Fifth Floor is pleased to present Stanton Hunter's, "Migration Grids 3.0" which is inspired by the invisible migration grids* of the Monarch butterflies and imagines what it would be like if humans could see this hidden phenomenon. Explorations into how the grids might actually appear are expanded to include computer generated 3D grids, fractals, maps, nests, spider web cocoons over prey, and bamboo roots. Visual connections start to be seen from microcosm to macrocosm as the gallery space is conceptually transformed into a sky-viewing platform from which to follow the grids.
Hunter uses a very terrestrial material, clay, to make something celestial. Earth, associated with mass and permanence, is translated into these shifting, ephemeral, and ethereal sky-forms. The work is about more than the ceramic forms, as they encompass void more than object and the complex shadows they cast are immaterial.

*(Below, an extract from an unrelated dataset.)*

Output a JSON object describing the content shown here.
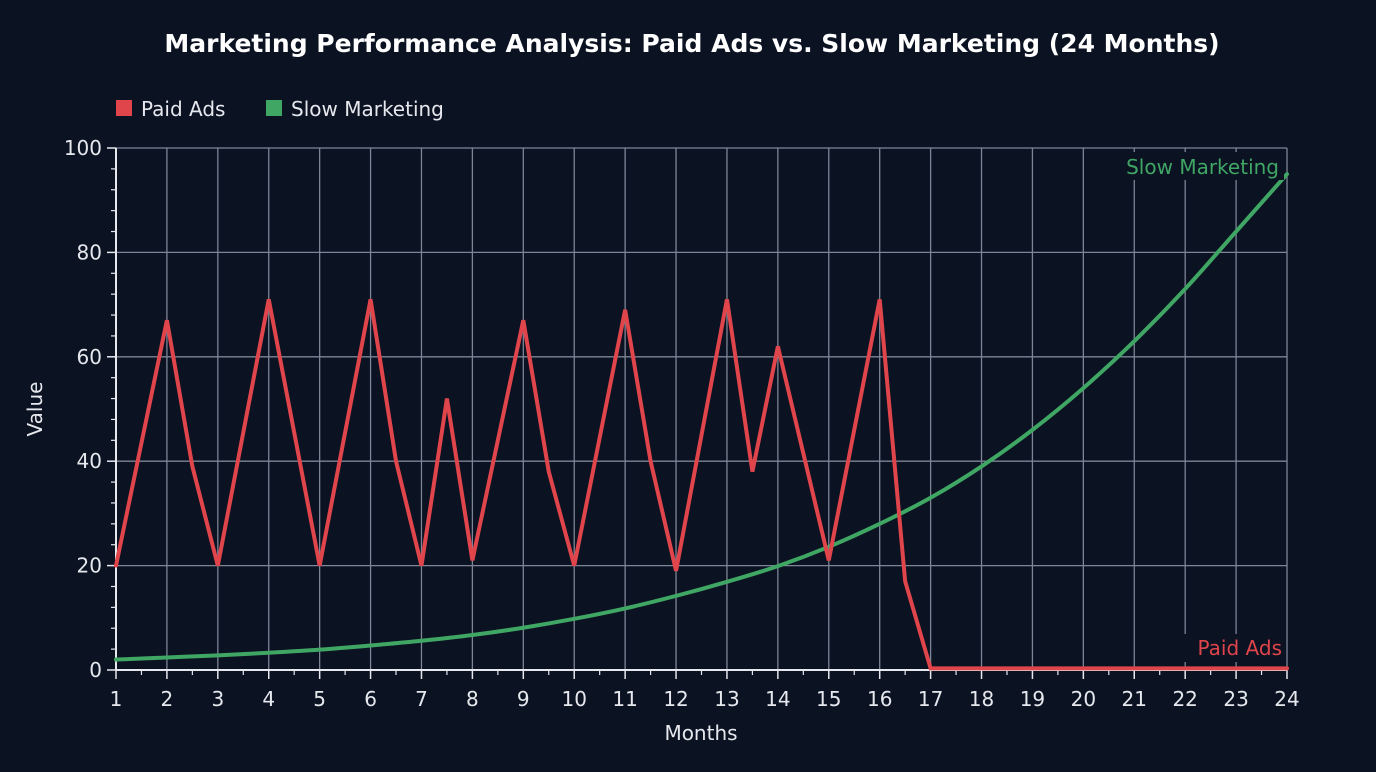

But together, the objects and shadows point to what can’t be seen, at least by the human eye.
Hunter has been an instructor and guest lecturer at Art Center College of Design in Pasadena, ran the ceramics program at Scripps College in Claremont for five years, was a visiting Assistant Professor of Art at Pitzer College also in Claremont, and is currently Associate Professor of Art at Chaffey College in Rancho Cucamonga. He received his MFA from the University of Southern California in 2000 and he did his undergraduate work in perceptual psychology/alternative education at Eckerd College in St. Petersburg, Florida.
*Monarch Butterflies making their annual migration from the eastern United States to winter residences in Mexico’s Sierra Madre mountain ranges find their way by following a three-dimensional map of polarized ultraviolet light, a study has found. Though UV light is invisible to humans, to butterflies it appears as a grid in the sky that emanates from the sun...
-Science File of the Los Angeles Times, May 7, 2005. Research findings of Dr. Adriana Briscoe, UC Irvine, and Dr. Steven Reppert, U Mass Medical School.